Debugging Busy Processes

Sometimes when we use the php start.php status command, we can see processes in a busy state, indicating that the corresponding process is handling business. Under normal circumstances, the process should return to the idle state once the business is completed, which normally should not cause any issues. However, if a process remains in the busy state without transitioning to the idle state, it indicates that there may be blocking or infinite loops within the process, and the following methods can be used to locate these issues.

Using strace+lsof Commands for Location

1. Find the PID of the busy process from the status
After running php start.php status, it will display as follows:

In the image, the PIDs of the busy processes are 11725 and 11748.

2. Trace the Process using strace
Select a process PID (e.g., 11725), and run strace -ttp 11725. The output will be as follows:

It can be observed that the process is continuously looping the system call poll([{fd=16, events=.... This indicates that it is waiting for the descriptor with fd 16 to return data.

If no system calls are displayed, keep the current terminal open and open a new terminal. Run kill -SIGALRM 11725 (send a alarm signal to the process), then check if the strace terminal responds and if it is blocked on a system call. If there are still no system calls displayed, it is very likely that the program is stuck in a business-oriented infinite loop.
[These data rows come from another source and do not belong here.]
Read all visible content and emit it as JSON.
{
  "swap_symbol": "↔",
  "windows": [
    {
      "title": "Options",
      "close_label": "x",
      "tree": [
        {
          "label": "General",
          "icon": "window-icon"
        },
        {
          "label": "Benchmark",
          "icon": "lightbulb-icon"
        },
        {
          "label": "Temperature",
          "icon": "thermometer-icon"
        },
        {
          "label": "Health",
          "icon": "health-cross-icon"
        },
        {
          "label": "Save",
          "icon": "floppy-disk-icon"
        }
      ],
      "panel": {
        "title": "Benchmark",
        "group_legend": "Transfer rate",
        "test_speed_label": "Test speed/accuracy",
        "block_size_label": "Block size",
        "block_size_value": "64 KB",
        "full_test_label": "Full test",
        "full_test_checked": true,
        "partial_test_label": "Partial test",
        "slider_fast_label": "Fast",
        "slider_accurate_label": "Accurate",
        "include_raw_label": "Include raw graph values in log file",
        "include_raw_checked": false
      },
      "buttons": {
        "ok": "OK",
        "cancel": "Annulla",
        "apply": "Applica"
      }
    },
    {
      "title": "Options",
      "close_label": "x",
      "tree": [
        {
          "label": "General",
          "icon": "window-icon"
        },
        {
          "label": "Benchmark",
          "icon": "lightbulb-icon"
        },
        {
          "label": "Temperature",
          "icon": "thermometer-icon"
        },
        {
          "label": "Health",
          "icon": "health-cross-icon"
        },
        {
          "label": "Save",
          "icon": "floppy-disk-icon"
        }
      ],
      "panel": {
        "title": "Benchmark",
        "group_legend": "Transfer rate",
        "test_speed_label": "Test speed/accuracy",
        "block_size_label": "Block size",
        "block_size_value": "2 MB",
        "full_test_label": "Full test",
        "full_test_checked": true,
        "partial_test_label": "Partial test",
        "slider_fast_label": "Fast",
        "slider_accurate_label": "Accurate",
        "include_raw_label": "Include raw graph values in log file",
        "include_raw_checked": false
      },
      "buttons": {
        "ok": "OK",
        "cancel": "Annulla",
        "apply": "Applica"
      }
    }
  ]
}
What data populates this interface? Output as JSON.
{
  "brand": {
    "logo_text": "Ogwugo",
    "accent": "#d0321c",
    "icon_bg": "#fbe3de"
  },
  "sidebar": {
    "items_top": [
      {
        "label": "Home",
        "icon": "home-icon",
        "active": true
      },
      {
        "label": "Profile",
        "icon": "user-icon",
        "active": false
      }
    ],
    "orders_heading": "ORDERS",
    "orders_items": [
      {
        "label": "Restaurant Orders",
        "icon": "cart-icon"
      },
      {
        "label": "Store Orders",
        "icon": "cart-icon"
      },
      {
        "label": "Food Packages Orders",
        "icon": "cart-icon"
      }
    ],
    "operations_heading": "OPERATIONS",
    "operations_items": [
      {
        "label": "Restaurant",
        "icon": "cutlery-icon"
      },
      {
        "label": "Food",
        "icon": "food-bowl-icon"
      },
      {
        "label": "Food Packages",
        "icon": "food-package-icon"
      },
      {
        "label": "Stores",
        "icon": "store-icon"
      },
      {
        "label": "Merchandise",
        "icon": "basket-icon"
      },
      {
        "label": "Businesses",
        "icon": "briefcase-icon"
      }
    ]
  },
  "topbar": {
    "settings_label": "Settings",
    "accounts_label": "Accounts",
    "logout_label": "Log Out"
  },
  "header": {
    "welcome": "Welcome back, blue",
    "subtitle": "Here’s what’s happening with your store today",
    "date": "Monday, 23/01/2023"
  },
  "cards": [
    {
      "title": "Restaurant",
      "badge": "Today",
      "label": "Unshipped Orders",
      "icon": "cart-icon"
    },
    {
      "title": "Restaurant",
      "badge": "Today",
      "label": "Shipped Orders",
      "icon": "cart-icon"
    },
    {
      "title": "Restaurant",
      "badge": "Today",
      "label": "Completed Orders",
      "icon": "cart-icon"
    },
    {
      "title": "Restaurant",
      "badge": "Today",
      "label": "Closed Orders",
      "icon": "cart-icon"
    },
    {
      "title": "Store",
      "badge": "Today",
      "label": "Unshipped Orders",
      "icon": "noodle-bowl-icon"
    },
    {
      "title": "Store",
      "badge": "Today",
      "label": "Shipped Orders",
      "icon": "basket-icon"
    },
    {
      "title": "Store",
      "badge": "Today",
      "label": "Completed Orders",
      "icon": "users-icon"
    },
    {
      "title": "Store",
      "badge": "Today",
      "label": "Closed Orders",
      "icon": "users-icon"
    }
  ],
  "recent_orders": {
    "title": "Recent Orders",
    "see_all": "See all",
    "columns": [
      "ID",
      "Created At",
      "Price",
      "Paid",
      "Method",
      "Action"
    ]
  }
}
Refer to the bottom of the page under item 2 for resolution.

If the system is blocked on the epoll_wait or select system call, this indicates that the process is already in the idle state.

3. View Process Descriptors using lsof
Run lsof -nPp 11725 and the output will be as follows:

The descriptor 16 corresponds to the record 16u (last line), and it can be seen that the descriptor fd=16 is a TCP connection with a remote address of 101.37.136.135:80. This indicates that the process is likely accessing an HTTP resource, and the continuous poll([{fd=16, events=... loop is waiting for the HTTP service to return data, explaining why the process is in a busy state.

Resolution:
Once the location of the blocking process is known, it becomes easier to resolve the issue. In the above example, after locating it, it appears that the business is calling a url that takes a long time to return data, causing the process to wait indefinitely. In such cases, it is advisable to contact the provider of the URL to identify the reason for the slow response. Meanwhile, set a timeout parameter when making the curl call, for example, timeout after 2 seconds have passed without a response, to avoid a long blocking, which could cause the process to be in a busy state for around 2 seconds.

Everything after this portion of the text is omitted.